Nous pensons que la mise en commun de ces interrogations et
réflexions pourrait déboucher sur l'organisation
d'un groupe chargé d'animer des rencontres locales vers les publics
chômeurs/RSA/précaires afin de tisser
une culture de la responsabilité et de l'autonomie indispensable en temps
de crise.
Work support
Ken Loach's film
"Me, Daniel Blake" (2016) can serve as a support for opening a
discussion.
https://www.allocine.fr/video/player_gen_cmedia=19564084&cfilm=241697.html
Synopsis: For the first
time in his life, Daniel Blake, a 59-year-old English carpenter, is forced to
call on social assistance following heart problems. However, although his
doctor forbade him to work, he was told by the job center (equivalent to Pôle Emploi)

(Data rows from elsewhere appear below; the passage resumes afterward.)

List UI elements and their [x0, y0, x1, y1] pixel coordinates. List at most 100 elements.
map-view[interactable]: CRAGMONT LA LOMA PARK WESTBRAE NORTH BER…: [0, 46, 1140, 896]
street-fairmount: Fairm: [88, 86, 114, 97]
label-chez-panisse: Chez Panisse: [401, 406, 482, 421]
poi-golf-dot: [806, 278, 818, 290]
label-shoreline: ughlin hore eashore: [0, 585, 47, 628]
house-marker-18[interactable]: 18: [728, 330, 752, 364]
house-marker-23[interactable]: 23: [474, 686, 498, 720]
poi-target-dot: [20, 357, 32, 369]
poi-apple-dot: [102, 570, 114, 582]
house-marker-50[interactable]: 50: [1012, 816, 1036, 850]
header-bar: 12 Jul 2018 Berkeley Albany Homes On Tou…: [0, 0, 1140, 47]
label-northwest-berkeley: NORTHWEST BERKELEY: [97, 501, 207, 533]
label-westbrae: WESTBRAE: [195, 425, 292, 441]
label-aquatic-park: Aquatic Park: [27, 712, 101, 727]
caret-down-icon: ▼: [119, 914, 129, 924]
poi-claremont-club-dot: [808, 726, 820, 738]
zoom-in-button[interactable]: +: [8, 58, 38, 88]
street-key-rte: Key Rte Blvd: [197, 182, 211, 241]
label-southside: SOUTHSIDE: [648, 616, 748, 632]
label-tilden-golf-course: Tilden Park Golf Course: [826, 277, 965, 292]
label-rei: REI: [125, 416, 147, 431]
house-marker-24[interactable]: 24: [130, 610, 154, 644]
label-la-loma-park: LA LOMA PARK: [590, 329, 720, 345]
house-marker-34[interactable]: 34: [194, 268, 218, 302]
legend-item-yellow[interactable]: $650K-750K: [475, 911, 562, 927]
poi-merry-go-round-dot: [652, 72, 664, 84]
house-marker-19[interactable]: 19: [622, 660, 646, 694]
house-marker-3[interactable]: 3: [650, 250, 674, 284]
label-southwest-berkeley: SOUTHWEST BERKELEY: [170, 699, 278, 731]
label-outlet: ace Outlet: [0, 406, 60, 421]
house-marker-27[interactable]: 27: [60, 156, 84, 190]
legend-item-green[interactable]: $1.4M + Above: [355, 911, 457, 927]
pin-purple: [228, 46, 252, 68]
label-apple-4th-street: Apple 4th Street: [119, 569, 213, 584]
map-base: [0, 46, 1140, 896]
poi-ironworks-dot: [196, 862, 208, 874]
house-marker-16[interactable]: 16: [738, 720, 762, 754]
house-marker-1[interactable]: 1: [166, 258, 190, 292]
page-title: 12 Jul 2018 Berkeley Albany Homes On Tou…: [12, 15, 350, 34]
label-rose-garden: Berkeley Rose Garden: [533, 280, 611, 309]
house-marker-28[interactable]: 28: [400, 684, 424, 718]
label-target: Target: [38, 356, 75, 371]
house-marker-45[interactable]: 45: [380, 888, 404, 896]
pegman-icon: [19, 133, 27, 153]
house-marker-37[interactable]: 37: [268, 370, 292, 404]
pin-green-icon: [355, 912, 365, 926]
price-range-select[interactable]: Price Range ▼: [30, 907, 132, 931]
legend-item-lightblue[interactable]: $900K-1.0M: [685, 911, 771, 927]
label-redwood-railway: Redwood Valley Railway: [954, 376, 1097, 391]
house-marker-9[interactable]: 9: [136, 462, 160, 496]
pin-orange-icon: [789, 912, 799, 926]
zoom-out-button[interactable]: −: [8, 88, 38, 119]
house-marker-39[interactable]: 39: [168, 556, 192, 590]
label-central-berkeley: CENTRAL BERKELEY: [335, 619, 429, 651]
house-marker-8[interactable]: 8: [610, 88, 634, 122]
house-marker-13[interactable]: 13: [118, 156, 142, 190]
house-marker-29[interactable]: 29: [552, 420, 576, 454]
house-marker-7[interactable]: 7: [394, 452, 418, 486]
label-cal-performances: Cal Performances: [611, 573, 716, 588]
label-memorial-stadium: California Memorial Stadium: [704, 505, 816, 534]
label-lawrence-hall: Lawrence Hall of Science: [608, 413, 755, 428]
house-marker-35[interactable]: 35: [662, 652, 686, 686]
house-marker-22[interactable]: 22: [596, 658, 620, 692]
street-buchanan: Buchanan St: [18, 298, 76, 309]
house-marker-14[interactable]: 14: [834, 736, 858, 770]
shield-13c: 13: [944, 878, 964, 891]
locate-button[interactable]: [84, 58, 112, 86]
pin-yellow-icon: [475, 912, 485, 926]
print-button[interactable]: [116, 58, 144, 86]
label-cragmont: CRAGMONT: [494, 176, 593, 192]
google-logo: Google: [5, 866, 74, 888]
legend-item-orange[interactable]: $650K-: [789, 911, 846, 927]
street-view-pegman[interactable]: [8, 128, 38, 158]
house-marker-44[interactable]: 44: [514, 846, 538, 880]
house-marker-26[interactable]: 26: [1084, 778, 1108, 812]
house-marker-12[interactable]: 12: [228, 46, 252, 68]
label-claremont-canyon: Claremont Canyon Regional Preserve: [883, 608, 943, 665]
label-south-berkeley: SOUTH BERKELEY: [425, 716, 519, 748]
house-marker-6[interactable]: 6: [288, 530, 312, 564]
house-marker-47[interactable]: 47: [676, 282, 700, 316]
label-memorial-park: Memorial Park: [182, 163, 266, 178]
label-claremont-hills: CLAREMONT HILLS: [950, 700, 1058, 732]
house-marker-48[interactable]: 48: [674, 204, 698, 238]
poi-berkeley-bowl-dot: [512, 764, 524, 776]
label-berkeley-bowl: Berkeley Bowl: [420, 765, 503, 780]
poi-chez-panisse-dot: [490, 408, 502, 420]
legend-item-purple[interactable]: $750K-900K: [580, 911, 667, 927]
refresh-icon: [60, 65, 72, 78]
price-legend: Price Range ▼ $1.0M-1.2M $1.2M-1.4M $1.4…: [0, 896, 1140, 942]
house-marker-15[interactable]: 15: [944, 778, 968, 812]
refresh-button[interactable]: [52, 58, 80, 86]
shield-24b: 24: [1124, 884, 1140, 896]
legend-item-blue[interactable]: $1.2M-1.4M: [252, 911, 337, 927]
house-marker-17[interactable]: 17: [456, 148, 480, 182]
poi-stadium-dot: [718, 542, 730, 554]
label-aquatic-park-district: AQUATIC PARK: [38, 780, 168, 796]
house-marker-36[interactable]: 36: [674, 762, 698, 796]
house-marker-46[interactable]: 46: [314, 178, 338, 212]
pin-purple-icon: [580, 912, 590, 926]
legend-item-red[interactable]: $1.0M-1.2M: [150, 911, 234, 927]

that he had to look for a job under penalty of punishment. During his regular
appointments at the job center, Daniel will cross paths with Rachel, a single
mother of two children who has been forced to accept a job 450 km from her
home.
Daniel Blake has
completely identified with his paid job, which he has held since his youth: he
“is” this man who earns his living by his own activity.
The serious illness
comes to crash into this identity by
obliging him, since he no longer has
a salary, to ask for social assistance. A situation that will lead him to
confront the representation that
institutions have of unemployed people. He is not treated as a sick person
whose job has been withdrawn, but as a person to be put back on the "right path" of employment. As if he
was a delinquent in rehabilitation. But Daniel Blake is 59 years old, that
is to say that he has passed the
expiration date of employability. However, he will be subjected with
renewed violence to paradoxical
injunctions imposed without mercy by employees of the job center: to look for a
job when his doctor tells him to rest, to find a job when there is no offers
available, etc.
This systemic institutional violence does
not only affect job seekers. It is exercised
in the same way on the employees who work within the institution through
the precepts and methods of new
management in application since the 2000s. The employees only reproduce it
on job seekers. These methods induce the psychic disintegration of the
individuals who undergo them, and the psychic
disintegration always leads to barbarism. As Voltaire wrote, “Those who can make you believe nonsense can
make you commit atrocities. »
All employees within
companies and institutions (and even the “self-employed”) and all recipients of
social minima (unemployment, RSA, etc.) can testify to the trauma experienced and the
paths of resilience in the face of this trauma. On both sides, illness is one of these paths. When the
psychic pressure is intolerable, the body says “stop”, one way or another.
Recognizing
institutional violence as such, learning to identify the phenomena of psychic
disintegration and their consequences, recognizing the trauma experienced,
accepting illness as a way of resilience, are
individual steps that are essential to the recomposition of living collectives.
Physical and mental
health does not only depend on medicine: it also depends on the collective need to rebuild society. It also depends
on the ability of each person to have a sense of continuity and meaning in
their existence, and on the degree of awareness: when the conflict is made
aware, it is less costly psychically for the subject; if, on the other hand, he
remains unconscious, the cost to health can be high.
RSA recipients who are
still alive have, through their experience, knowledge and know-how to overcome
the psychic disintegration that threatens the whole of society.